An Anarva Update: There is nothing more satisfying than a job well done.

A client I hadn’t worked with for years, called out of the blue yesterday and asked me, “Do you still do interventions, or are you only saving River Cauvery?” I laughed and disabused him of the notion.

The issue is that in my line of work, most of the projects are confidential with high stakes, and so I tend to remain quiet about what I’m doing at any given point in time.

Here’s how I will share though, what’s happened and why it is satisfying, because all of it has happened in a relatively short period of a week:

From Client 1: A Category Head: Worked with in Mid 2018: “Hi Devika, hope you are doing great. Just wanted to tell you that x is now the leader in y market beating the global market leader. We are doing 50% more than what was happening the previous year. We have extended to yet another market and have seen a good response so far and it is picking up pace. Fingers crossed. Success in this market means we’ll have the entire region in our pocket and that is good. We are aiming at reaching zzz (three digit) crores in 2020. You have been a critical part of the journey and I had to thank you for everything. Will keep you posted.”
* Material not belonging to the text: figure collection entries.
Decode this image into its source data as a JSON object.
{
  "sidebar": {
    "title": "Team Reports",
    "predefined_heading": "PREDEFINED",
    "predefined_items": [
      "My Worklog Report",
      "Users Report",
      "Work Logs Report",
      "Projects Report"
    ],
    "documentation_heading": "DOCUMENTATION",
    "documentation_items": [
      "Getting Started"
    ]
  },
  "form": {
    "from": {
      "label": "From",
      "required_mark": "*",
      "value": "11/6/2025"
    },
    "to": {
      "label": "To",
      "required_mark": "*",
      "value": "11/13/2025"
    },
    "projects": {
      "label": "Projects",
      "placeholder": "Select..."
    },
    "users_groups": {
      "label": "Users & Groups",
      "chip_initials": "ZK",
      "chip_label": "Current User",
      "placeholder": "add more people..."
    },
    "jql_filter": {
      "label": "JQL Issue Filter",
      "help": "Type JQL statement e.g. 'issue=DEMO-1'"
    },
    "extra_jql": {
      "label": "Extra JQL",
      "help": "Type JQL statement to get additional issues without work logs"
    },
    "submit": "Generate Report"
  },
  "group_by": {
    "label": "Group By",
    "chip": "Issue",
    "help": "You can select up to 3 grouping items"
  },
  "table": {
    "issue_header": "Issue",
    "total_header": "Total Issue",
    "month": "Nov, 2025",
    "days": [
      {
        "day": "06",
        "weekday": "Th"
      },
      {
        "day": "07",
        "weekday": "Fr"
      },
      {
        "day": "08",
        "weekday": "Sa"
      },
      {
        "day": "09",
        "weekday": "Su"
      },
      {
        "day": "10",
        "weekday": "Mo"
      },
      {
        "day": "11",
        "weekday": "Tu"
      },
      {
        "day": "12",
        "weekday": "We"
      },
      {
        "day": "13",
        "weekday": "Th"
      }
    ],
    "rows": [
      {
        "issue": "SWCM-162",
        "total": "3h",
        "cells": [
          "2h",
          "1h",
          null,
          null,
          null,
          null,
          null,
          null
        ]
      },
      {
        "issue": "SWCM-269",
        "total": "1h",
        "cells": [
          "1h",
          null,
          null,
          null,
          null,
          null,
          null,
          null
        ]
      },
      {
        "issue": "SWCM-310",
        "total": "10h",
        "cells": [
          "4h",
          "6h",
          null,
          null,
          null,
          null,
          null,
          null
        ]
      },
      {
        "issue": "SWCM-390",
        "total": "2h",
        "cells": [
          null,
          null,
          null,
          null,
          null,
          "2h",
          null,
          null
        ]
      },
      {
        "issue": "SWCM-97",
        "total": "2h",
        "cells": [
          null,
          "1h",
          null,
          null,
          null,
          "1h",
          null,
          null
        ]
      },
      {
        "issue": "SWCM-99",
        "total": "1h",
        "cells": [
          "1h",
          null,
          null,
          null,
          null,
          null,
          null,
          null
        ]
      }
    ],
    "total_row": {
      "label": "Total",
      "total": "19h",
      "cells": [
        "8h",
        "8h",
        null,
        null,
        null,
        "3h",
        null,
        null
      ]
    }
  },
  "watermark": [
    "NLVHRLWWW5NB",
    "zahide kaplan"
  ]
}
From Client 2: A COO and Business Head: Worked with in Mid 2018: “You can believe it or not…for all the time and energy we spent understanding the market and how it works, you left us with one very powerful thought : xxx ( Anarva’s aside: this is a key concept which we’ll be writing about shortly, hence is currently confidential). We are now pivoting everything around this idea. It is brilliant!”

These two client notes demonstrate a fundamental philosophy to me: There is nothing more satisfying than a job well done, which emerges not with a ‘rah-rah feel good’ at the end of a strategy or innovation intervention, but rather with a client voluntarily writing back to you 6-12 months after the event with feedback of actual market benefit and execution.

In the meanwhile, 3 clients from the past, the distant past reconnected. One after our engagement ended 7 years ago, another after 5 years and the last one after 4 years. They’ve held on over time, to the sense of an intervention going well and when the need emerged, they’ve reached out.  I’ve always believed deeply: Do your work so well, that you don’t need to sell. Your clients will never forget and will always return. In our 4 years of existence, Anarva has yet to make a single sales call. I was both amused and grateful at the co-incidental way in which all of this happened in a short span of time. In fact, two calls happened on the same day.

It’s fulfilling to start 2019 on this note. I wish you deeper insights, greater success, lesser conforming to rules and more reading. This year, I’ve enjoyed Siddhartha Mukherjee’s The Gene and would also recommend, for inspiration (with a conspiratorial chuckle, because this is exactly what the author rails against) Leadership BS by Jeffrey Pfeffer. A mind that is not challenged is a mind that is decaying.